Ice Candy

By Jhessa Gales
Essay

When I was younger, my mother used to sell ice candy in our sari-sari store. She personally made it in chocolate, milk with peanut, and buko flavors. My brother and I used to help her, without her knowing that we took it like coffee when freshly boiled and like ice cream when frozen. Unfortunately, no secrets can be kept for a long time; we were caught and never allowed to help again.

Ice candy became one of my favorite food, even until I reached high school. My friends and I would walk home almost every day just so we could buy some ice candy in a store. The store’s ice candy was different from my mother’s. It was just strawberry-flavored powdered juice. But it still gave me the same feeling. It was still soft like ice cream when it melted in my mouth.

One morning, the sun was bright and the sky was bluish. If I remember it right, it was Friday. I didn’t wake up late owing to my beloved mother’s voice. Like every other morning, Mama gave my brother and me a lecture on how hard her life had been and how easy our lives were. She asked us again and again why it was so hard for us to wake up early. “Leave me alone, Ma! I slept very late last night because I had to finish that book.” I said it in my head, but I pointed the book: Leave Me Alone, Ma.

When I left for school, Mama reminded me that I had been given enough money and I should not walk. I waited for a tricycle. “Malas!” I uttered when the tricycle that picked me up was driven by Boy Kamang. I wished it had been Boy Untol. In those days, my friends and I liked giving tricycle drivers nicknames based on how slow or fast they drove. I was OK with moderate speed, but Boy Kamang was just annoyingly different.

Our school was not far, but neither was it near. When we passed the bridge, I observed that the river was so clear, unlike the other day, when it looked like a chocolate drink.

Our classroom was not a normal room. We were using the science laboratory due to insufficiency of classrooms. We had long rectangular tables surrounded by tall stools. I was friends with my seatmates, and just like other students, we spent most of the day talking. When our classes ended, we decided to walk home, despite what my mother told me. We wanted to stop by the store where we often bought ice candy.

We walked on the national highway until we reached a large bridge. Under the bridge was the start of the shortcut to our village. We had to cross the river and then walk up a rocky hill with tall grass, which I found insulting, for they were as tall as I was or higher.

Thereafter, I felt surreal. It was so wonderful walking on the riprap. The water was clear.  Jean, my cousin, was cracking jokes, and the rest of us laughed aloud. Our loud voices rang above the silent river and in the gigantic trees waving at us.

I looked at the sky. It was clear. I looked at the river.

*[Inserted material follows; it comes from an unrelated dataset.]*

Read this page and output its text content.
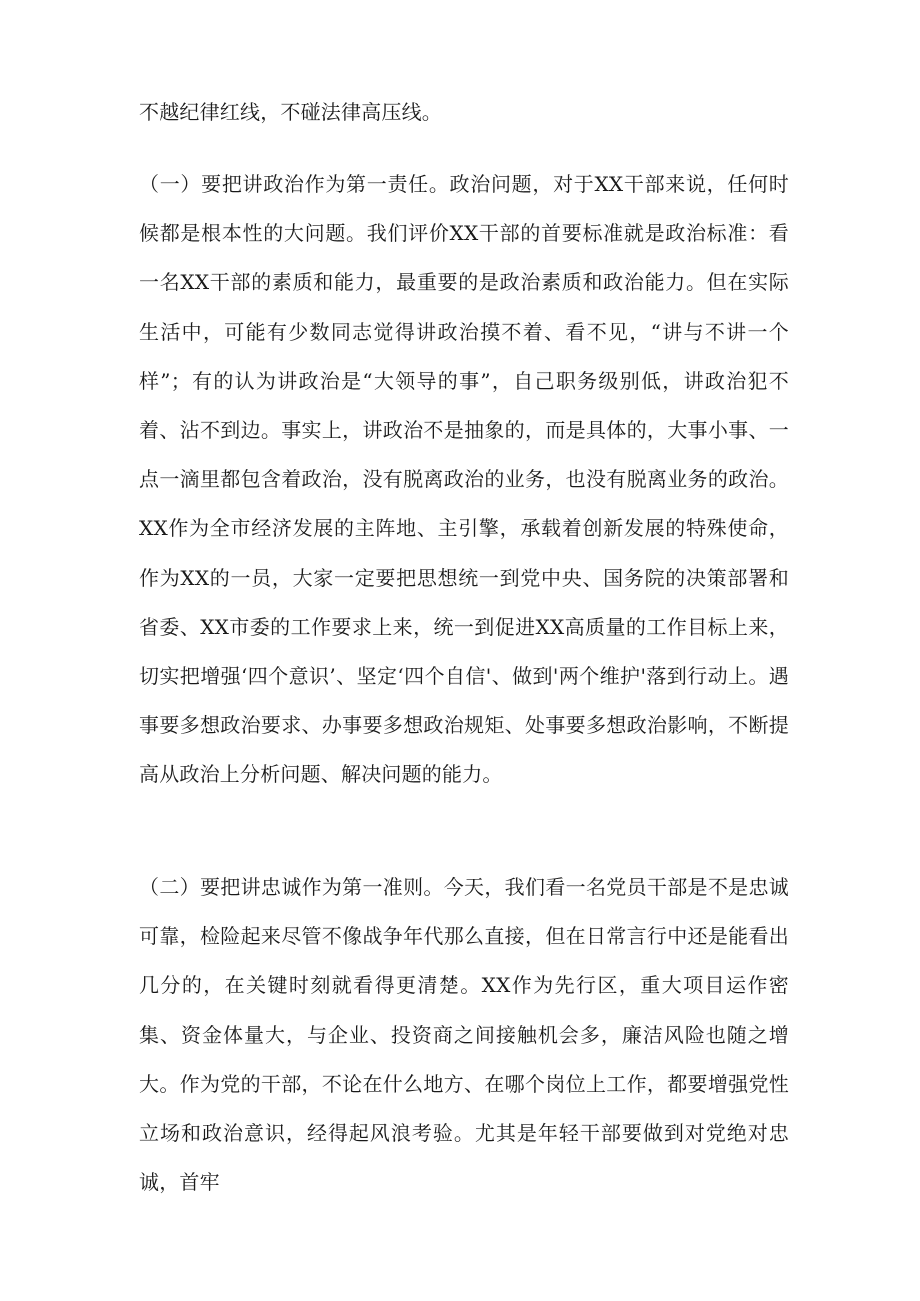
不越纪律红线，不碰法律高压线。

（一）要把讲政治作为第一责任。政治问题，对于XX干部来说，任何时候都是根本性的大问题。我们评价XX干部的首要标准就是政治标准：看一名XX干部的素质和能力，最重要的是政治素质和政治能力。但在实际生活中，可能有少数同志觉得讲政治摸不着、看不见，“讲与不讲一个样”；有的认为讲政治是“大领导的事”，自己职务级别低，讲政治犯不着、沾不到边。事实上，讲政治不是抽象的，而是具体的，大事小事、一点一滴里都包含着政治，没有脱离政治的业务，也没有脱离业务的政治。XX作为全市经济发展的主阵地、主引擎，承载着创新发展的特殊使命，作为XX的一员，大家一定要把思想统一到党中央、国务院的决策部署和省委、XX市委的工作要求上来，统一到促进XX高质量的工作目标上来，切实把增强‘四个意识’、坚定‘四个自信'、做到'两个维护'落到行动上。遇事要多想政治要求、办事要多想政治规矩、处事要多想政治影响，不断提高从政治上分析问题、解决问题的能力。

（二）要把讲忠诚作为第一准则。今天，我们看一名党员干部是不是忠诚可靠，检险起来尽管不像战争年代那么直接，但在日常言行中还是能看出几分的，在关键时刻就看得更清楚。XX作为先行区，重大项目运作密集、资金体量大，与企业、投资商之间接触机会多，廉洁风险也随之增大。作为党的干部，不论在什么地方、在哪个岗位上工作，都要增强党性立场和政治意识，经得起风浪考验。尤其是年轻干部要做到对党绝对忠诚，首牢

It was clear—a while ago!

I called my friends and shouted, “Baha!”

We became frantic. The chocolate-colored water was getting nearer. It wasn’t raining, and the weather was good, so the flood must be from the mountains. We decided to walk barefoot, not minding the sharp stones and other objects that we stepped on. What I had in mind was that I should live! I should survive! There was no time to entertain any physical pain.

Every second became harder for us to move, for the riprap was cut in the middle of the river and we had to wade through the water. The risk was at its maximum level. But there was no turning back. Going back was as dangerous as moving forward. So we decided to continue walking toward the opposite riverbank.

The riverbank was about twelve inches wide only, and some part of it was falling. We then climbed the hill up to the peak, and only up there were we able to breathe and thank heavens for not letting the mad river take us.

When we reached our favorite store, we bought ice candy from it. Each of us had saved six pesos for walking home instead of riding a tricycle, so each of us bought six pieces, or six pesos worth, of ice candy. Our lives could have ended due to our desire to eat ice candy. I wondered if I should have listened that morning to my mother, an ice candy maker.